Vector space/Change of base field/Properties/Fact/Proof

(1). The multiplication

${\displaystyle L\times L\longrightarrow L,(r,s)\longmapsto rs,}$

is ${\displaystyle {}L}$-bilinear, and, in particular, ${\displaystyle {}K}$-bilinear; therefore, it yields, according to fact, to a ${\displaystyle {}K}$-linear mapping

${\displaystyle L\otimes _{K}L\longrightarrow L.}$

This induces, due to fact  (2) and fact, a ${\displaystyle {}K}$-linear mapping

${\displaystyle L\otimes _{K}{\left(L\otimes _{K}V\right)}\cong {\left(L\otimes _{K}L\right)}\otimes _{K}V\longrightarrow L\otimes _{K}V.}$

This gives a well-defined scalar multiplication

${\displaystyle L\times {\left(L\otimes _{K}V\right)}\longrightarrow {\left(L\otimes _{K}V\right)},}$

which is explicitly given by

${\displaystyle {}s\cdot {\left(\sum _{j=1}^{n}r_{j}\otimes m_{j}\right)}=\sum _{j=1}^{n}{\left(sr_{j}\right)}\otimes m_{j}\,.}$

From this description, we can deduce directly the properties of a scalar multiplication.
(2).
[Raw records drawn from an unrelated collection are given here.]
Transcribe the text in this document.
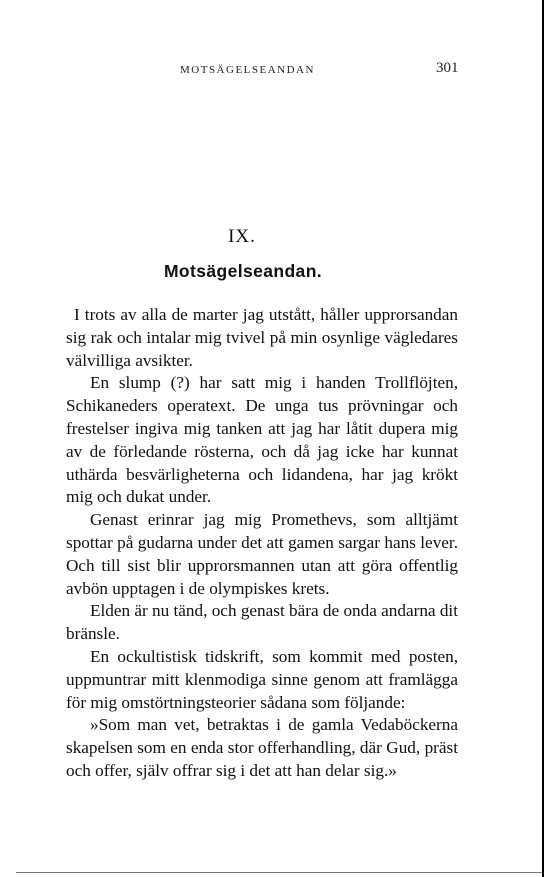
MOTSÄGELSEANDAN	301
IX.
Motsägelseandan.

I trots av alla de marter jag utstått, håller upprorsandan sig rak och intalar mig tvivel på min osynlige vägledares välvilliga avsikter.

En slump (?) har satt mig i handen Trollflöjten, Schikaneders operatext. De unga tus prövningar och frestelser ingiva mig tanken att jag har låtit dupera mig av de förledande rösterna, och då jag icke har kunnat uthärda besvärligheterna och lidandena, har jag krökt mig och dukat under.

Genast erinrar jag mig Promethevs, som alltjämt spottar på gudarna under det att gamen sargar hans lever. Och till sist blir upprorsmannen utan att göra offentlig avbön upptagen i de olympiskes krets.

Elden är nu tänd, och genast bära de onda andarna dit bränsle.

En ockultistisk tidskrift, som kommit med posten, uppmuntrar mitt klenmodiga sinne genom att framlägga för mig omstörtningsteorier sådana som följande:

»Som man vet, betraktas i de gamla Vedaböckerna skapelsen som en enda stor offerhandling, där Gud, präst och offer, själv offrar sig i det att han delar sig.»
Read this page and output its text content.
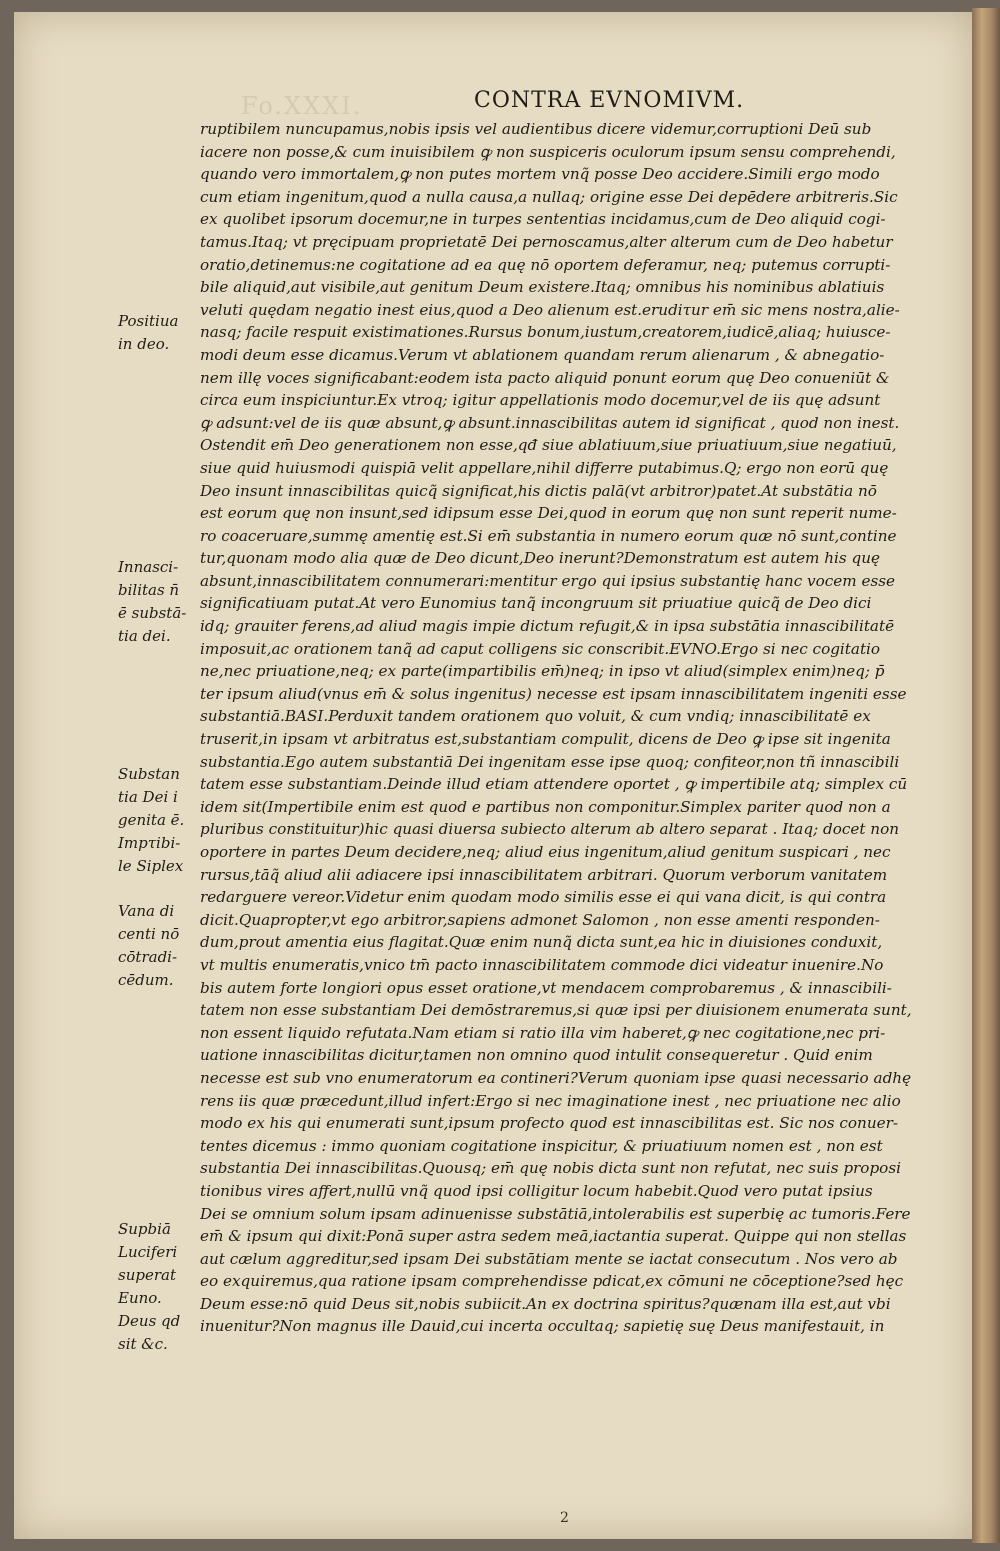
Fo.XXXI.	CONTRA EVNOMIVM.
ruptibilem nuncupamus,nobis ipsis vel audientibus dicere videmur,corruptioni Deū sub
iacere non posse,& cum inuisibilem ꝙ non suspiceris oculorum ipsum sensu comprehendi,
quando vero immortalem,ꝙ non putes mortem vnq̃ posse Deo accidere.Simili ergo modo
cum etiam ingenitum,quod a nulla causa,a nullaq; origine esse Dei depēdere arbitreris.Sic
ex quolibet ipsorum docemur,ne in turpes sententias incidamus,cum de Deo aliquid cogi-
tamus.Itaq; vt pręcipuam proprietatē Dei pernoscamus,alter alterum cum de Deo habetur
oratio,detinemus:ne cogitatione ad ea quę nō oporteт deferamur, neq; putemus corrupti-
bile aliquid,aut visibile,aut genitum Deum existere.Itaq; omnibus his nominibus ablatiuis
veluti quędam negatio inest eius,quod a Deo alienum est.erudiτur em̄ sic mens nostra,alie-
nasq; facile respuit existimationes.Rursus bonum,iustum,creatorem,iudicē,aliaq; huiusce-
modi deum esse dicamus.Verum vt ablationem quandam rerum alienarum , & abnegatio-
nem illę voces significabant:eodem ista pacto aliquid ponunt eorum quę Deo conueniūt &
circa eum inspiciuntur.Ex vtroq; igitur appellationis modo docemur,vel de iis quę adsunt
ꝙ adsunt:vel de iis quæ absunt,ꝙ absunt.innascibilitas autem id significat , quod non inest.
Ostendit em̄ Deo generationem non esse,qđ siue ablatiuum,siue priuatiuum,siue negatiuū,
siue quid huiusmodi quispiā velit appellare,nihil differre putabimus.Q; ergo non eorū quę
Deo insunt innascibilitas quicq̃ significat,his dictis palā(vt arbitror)patet.At substātia nō
est eorum quę non insunt,sed idipsum esse Dei,quod in eorum quę non sunt reperit nume-
ro coaceruare,summę amentię est.Si em̄ substantia in numero eorum quæ nō sunt,contine
tur,quonam modo alia quæ de Deo dicunt,Deo inerunt?Demonstratum est autem his quę
absunt,innascibilitatem connumerari:mentitur ergo qui ipsius substantię hanc vocem esse
significatiuam putat.At vero Eunomius tanq̃ incongruum sit priuatiue quicq̃ de Deo dici
idq; grauiter ferens,ad aliud magis impie dictum refugit,& in ipsa substātia innascibilitatē
imposuit,ac orationem tanq̃ ad caput colligens sic conscribit.EVNO.Ergo si nec cogitatio
ne,nec priuatione,neq; ex parte(impartibilis em̄)neq; in ipso vt aliud(simplex enim)neq; p̄
ter ipsum aliud(vnus em̄ & solus ingenitus) necesse est ipsam innascibilitatem ingeniti esse
substantiā.BASI.Perduxit tandem orationem quo voluit, & cum vndiq; innascibilitatē ex
truserit,in ipsam vt arbitratus est,substantiam compulit, dicens de Deo ꝙ ipse sit ingenita
substantia.Ego autem substantiā Dei ingenitam esse ipse quoq; confiteor,non tñ innascibili
tatem esse substantiam.Deinde illud etiam attendere oportet , ꝙ impertibile atq; simplex cū
idem sit(Impertibile enim est quod e partibus non componitur.Simplex pariter quod non a
pluribus constituitur)hic quasi diuersa subiecto alterum ab altero separat . Itaq; docet non
oportere in partes Deum decidere,neq; aliud eius ingenitum,aliud genitum suspicari , nec
rursus,tāq̃ aliud alii adiacere ipsi innascibilitatem arbitrari. Quorum verborum vanitatem
redarguere vereor.Videtur enim quodam modo similis esse ei qui vana dicit, is qui contra
dicit.Quapropter,vt ego arbitror,sapiens admonet Salomon , non esse amenti responden-
dum,prout amentia eius flagitat.Quæ enim nunq̃ dicta sunt,ea hic in diuisiones conduxit,
vt multis enumeratis,vnico tm̄ pacto innascibilitatem commode dici videatur inuenire.No
bis autem forte longiori opus esset oratione,vt mendacem comprobaremus , & innascibili-
tatem non esse substantiam Dei demōstraremus,si quæ ipsi per diuisionem enumerata sunt,
non essent liquido refutata.Nam etiam si ratio illa vim haberet,ꝙ nec cogitatione,nec pri-
uatione innascibilitas dicitur,tamen non omnino quod intulit consequeretur . Quid enim
necesse est sub vno enumeratorum ea contineri?Verum quoniam ipse quasi necessario adhę
rens iis quæ præcedunt,illud infert:Ergo si nec imaginatione inest , nec priuatione nec alio
modo ex his qui enumerati sunt,ipsum profecto quod est innascibilitas est. Sic nos conuer-
tentes dicemus : immo quoniam cogitatione inspicitur, & priuatiuum nomen est , non est
substantia Dei innascibilitas.Quousq; em̄ quę nobis dicta sunt non refutat, nec suis proposi
tionibus vires affert,nullū vnq̃ quod ipsi colligitur locum habebit.Quod vero putat ipsius
Dei se omnium solum ipsam adinuenisse substātiā,intolerabilis est superbię ac tumoris.Fere
em̄ & ipsum qui dixit:Ponā super astra sedem meā,iactantia superat. Quippe qui non stellas
aut cælum aggreditur,sed ipsam Dei substātiam mente se iactat consecutum . Nos vero ab
eo exquiremus,qua ratione ipsam comprehendisse pdicat,ex cōmuni ne cōceptione?sed hęc
Deum esse:nō quid Deus sit,nobis subiicit.An ex doctrina spiritus?quænam illa est,aut vbi
inuenitur?Non magnus ille Dauid,cui incerta occultaq; sapietię suę Deus manifestauit, in
Positiua
in deo.
Innasci-
bilitas n̄
ē substā-
tia dei.
Substan
tia Dei i
genita ē.
Impτibi-
le Siplex
Vana di
centi nō
cōtradi-
cēdum.
Supbiā
Luciferi
superat
Euno.
Deus qd
sit &c.
2
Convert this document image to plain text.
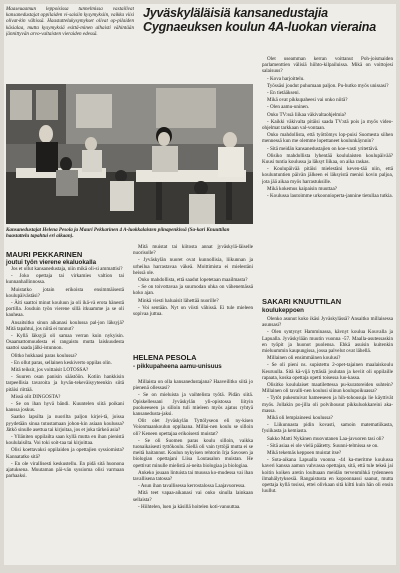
Maaseuaamun leppoisissa tunnelmissa vastailivat kansanedustajat oppilaiden vi-saisiin kysymyksiin, vaikka viisi olivat-kin vähissä. Haastattelukysymykset olivat op-pilaiden käsialaa, mutta kysymyksiä esittä-minen alhaisti vähintään jännittyvän arvo-valtaisten vieraiden edessä.

Jyväskyläläisiä kansanedustajia
Cygnaeuksen koulun 4A-luokan vieraina
Kansanedustajat Helena Pesola ja Mauri Pekkarinen 4 A-luokkalaisten piinapenkissä (Sa-kari Knuuttilan haastattelu tapahtui eri aikaan).
MAURI PEKKARINEN
joutui työn vierene ekaluokalla

Jos et ollut kansanedustaja, niin mikä oli-si ammattisi?

- Joko opettaja tai virkamies valtion tai kunnanhallinnossa.

Muistatko jotain erikoista ensimmäisestä koulupäivästäsi?

- Äiti saattoi minut kouluun ja oli ikä-vä erota hänestä portilla. Jouduin työn vierene sillä itkuamme ja se oli kauheaa.

Ansaitsitko sinun aikanasi koulussa pal-jon läksyjä? Mitä tapahtui, jos niitä ei tunnut?

- Kyllä läksyjä oli samaa verran kuin nykyisin. Osaamattomuudesta ei rangaistu mutta laiskuudesta saattoi saada jälki-istunnon.

Olitko hukkaasi paras koulussa?

- En ollut paras, sellainen keskiverto oppilas olin.

Mitä teiksit, jos voittaisit LOTOSSA?

- Suuren osan panisin säästöön. Kotiin hankkisin tarpeellisia tavaroita ja hyvän-tekeväisyyteenkin siitä pitäisi riittää.

Missä olit DINGOSTA?

- Se on ihan hyvä bändi. Kuuntelen siitä poikani kanssa joskus.

Saatko lapsilta ja nuorilta paljon kirjei-tä, joissa pyydetään sinua tutustamaan johon-kin asiaan koulussa? Jätkö sinulle asettua tai kirjoitaa, jos et joka tärkeä asia?

- Ylläniten oppilailta saan kyllä mutta en ihan pienistä koululaisilta. Voi toki soit-taa tai kirjoittaa.

Olisi koettavaksi oppilaiden ja opettajien syssiomista? Kannatatko sitä?

- En ole virallisesti keskustellu. En pidä sitä huonona ajatuksena. Muutaman päi-vän syssioma olisi varmaan parhaaksi.

Mitä muistat tai kiitosta annat jyväskylä-läiselle nuorisolle?

- Jyväskylän nuoret ovat kunnollisia, liikunnan ja urheilua harrastavaa väkeä. Moittimista ei mielestäni heissä ole.

Onko mahdollista, että saadut lopetetaan maailmasta?

- Se on toivottavaa ja suurnodan uhka on vähenemässä koko ajan.

Minkä viesti haluaisit lähettää nuorille?

- Voi sentään. Nyt on viisti vähissä. Ei tule mieleen sopivaa juttua.

HELENA PESOLA
- pikkupaheena aamu-unisuus

Millaista on olla kansanedustajana? Haaveilitko siitä jo pienenä ollessasi?

- Se on mieluista ja vaihtelista työtä. Pidän siitä. Opiskellessani Jyväskylän yli-opistossa liityin puolueeseen ja silloin tuli mieleen myös ajatus ryhtyä kansanedusta-jaksi.

Olit olet Jyväskylän Tyttölyseon eli ny-kisen Voionmaankoulun oppilaana. Millai-nen koulu se silloin oli? Keneen opettajaa erikoisesti muistat?

- Se oli Suomen paras koulu silloin, vaikka tuonaikaisesti tyttökoulu. Siellä oli vain tyttöjä mutta ei se meitä haitannut. Koulun nykyisen rehtorin Irja Savosen ja biologian opettajani Liisa Loutasalon muistan. He opettivat minulle mielistä ai-neita biologiaa ja biologiaa.

Ankeko jouaan lintuista tai muussa ko-mudessa vai ihan tavallisena tatossa?

- Asun ihan tavallisessa kerrostalossa Laajavuoressa.

Mitä teet vapaa-aikanasi vai onko sinulla lainkaan sellaista?

- Hiihtelen, luen ja käsillä hoitelen koti-vanuuttaa.

Olet useamman kerran voittanut Poh-joismaiden parlamenttien välisiä hiihto-kilpailuissa. Mikä on voittojesi salaisuus?

- Kova harjoittelu.

Työssäsi joudut puhumaan paljon. Pu-hutko myös unissasi?

- En tietääkseni.

Mikä ovat pikkupaheesi vai onko niitä?

- Olen aamu-uninen.

Onko TV:ssä liikaa väkivaltaohjelmia?

- Kaikki väkivalta pitäisi saada TV:stä pois ja myös video-ohjelmat tarkkaan val-vontaan.

Onko mahdollista, että työttömys lop-puisi Suomesta siihen mennessä kun me olemme lopettaneet koulunkäynnin?

- Sitä meidän kansanedustajien on koe-vasti yritettävä.

Olisiko mahdollista lyhentää koululaisten koulupäivää? Kuusi tuntia koulussa ja läksyt liikaa, on aika raskas.

- Koulupäivää pitäisi mielestäni keven-tää niin, että kouluntuntien päivän jälkeen ei läksyistä menisi kovin paljoa, jota jää aikaa myös harrastuksille.

Mikä kokemus kaipaisin muuttaa?

- Koulussa lautoimme urkoonnioperta-jannine tietullaa tutkia.

SAKARI KNUUTTILAN
koulukeppoen

Olenko asunut koko ikäsi Jyväskylässä? Ansaitko millaisessa asunsasi?

- Olen syntynyt Hamminassa, kävnyt koulua Kouvalla ja Lapualla. Jyväskylään muutin vuonna -57. Maalla-asutessaskin en työpit ja huonot puolensa. Ehkä asuisin kuitenkin mieluummin kaupungissa, jossa palvelut ovat lähellä.

Millainen oli ensimmäinen koulusi?

- Se oli pieni ns. supistettu 2-opet-tajainen maalaiskoulu Keuruulla. Sitä kä-vijä tyttäsiä joulutan ja keviit oli oppilaille rapaata, koska opettaja opetti toisessa luo-kassa.

Olisitko koululaiset maatilettessa pu-kuratoreiden suhtein? Millainen oli tavalli-nen koulusi siinun koulupoikuassa?

- Tytöt pukeutuivat hameeseen ja hih-tohousuja lie käyttivät myös. Jollakin po-jilla oli polvihousut pikkuluokkareini aka-massa.

Mikä oli lempiaineesi koulussa?

- Liikunnasta pidin kovasti, samoin matematiikasta, fysiikasta ja kemiasta.

Sakko Matti Nykänen muovutanen Laa-javuoren tasi oli?

- Sitä asiaa ei ole vielä päätetty. Suunni-telmissa se on.

Mikä tekemäs keppoen muistat itse?

- Sota-aikana Lapualla vuonna -44 ka-meritme koulussa kaveri kanssa aamun vahvassa opettajan, sitä, että tule tekeä jai koitin koiken aretin loultuaan meidän tervenmihkä tydenneen ilmahälytyksesiä. Rangaistusta en kopoonnassi saanut, mutta opettaja kyllä tosissi, ettei olivkaan sitä kiltti kuin hän oli ensin luullut.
The ${\displaystyle {}K}$-homomorphism follows directly from the bilinearity of the tensor product. For ${\displaystyle {}L=K}$, the mapping is surjective. The scalar multiplication ${\displaystyle {}K\times V\rightarrow V}$ induces a ${\displaystyle {}K}$-linear mapping

${\displaystyle K\otimes _{K}V\longrightarrow V.}$

The composition of the canonical mapping ${\displaystyle {}V\rightarrow K\otimes _{K}V}$ with this mapping is the identity on ${\displaystyle {}V}$, so that the first mapping is also injective.
(3) follows from the explicit description in (1).
(4) follows from fact.
(5) follows from (4).
(6). Because of part (2), we have, one one hand, a ${\displaystyle {}K}$-linear mapping ${\displaystyle {}V\rightarrow L\otimes _{K}V}$. This yields a ${\displaystyle {}K}$-multilinear mapping

${\displaystyle M\times V\longrightarrow M\times {\left(L\otimes _{K}V\right)}\longrightarrow M\otimes _{L}{\left(L\otimes _{K}V\right)},}$

which induces a ${\displaystyle {}K}$-linear mapping

${\displaystyle M\otimes _{K}V\longrightarrow M\otimes _{L}{\left(L\otimes _{K}V\right)}.}$

On the other hand, we have a ${\displaystyle {}L}$-linear mapping

${\displaystyle L\otimes _{K}V\longrightarrow M\otimes _{K}V.}$

On the right-hand side, we have an ${\displaystyle {}M}$-vector space; therefore, the scalar multiplication may be considered as an ${\displaystyle {}L}$-multilinear mapping

${\displaystyle M\times {\left(L\otimes _{K}V\right)}\longrightarrow L\otimes _{K}V.}$

This induces an ${\displaystyle {}L}$-linear mapping

${\displaystyle M\otimes _{L}{\left(L\otimes _{K}V\right)}\longrightarrow L\otimes _{K}V.}$

The two mappings are inverse to each other, as this can be checked on the decomposable tensors. This shows also that the ${\displaystyle {}M}$-multiplications are the same.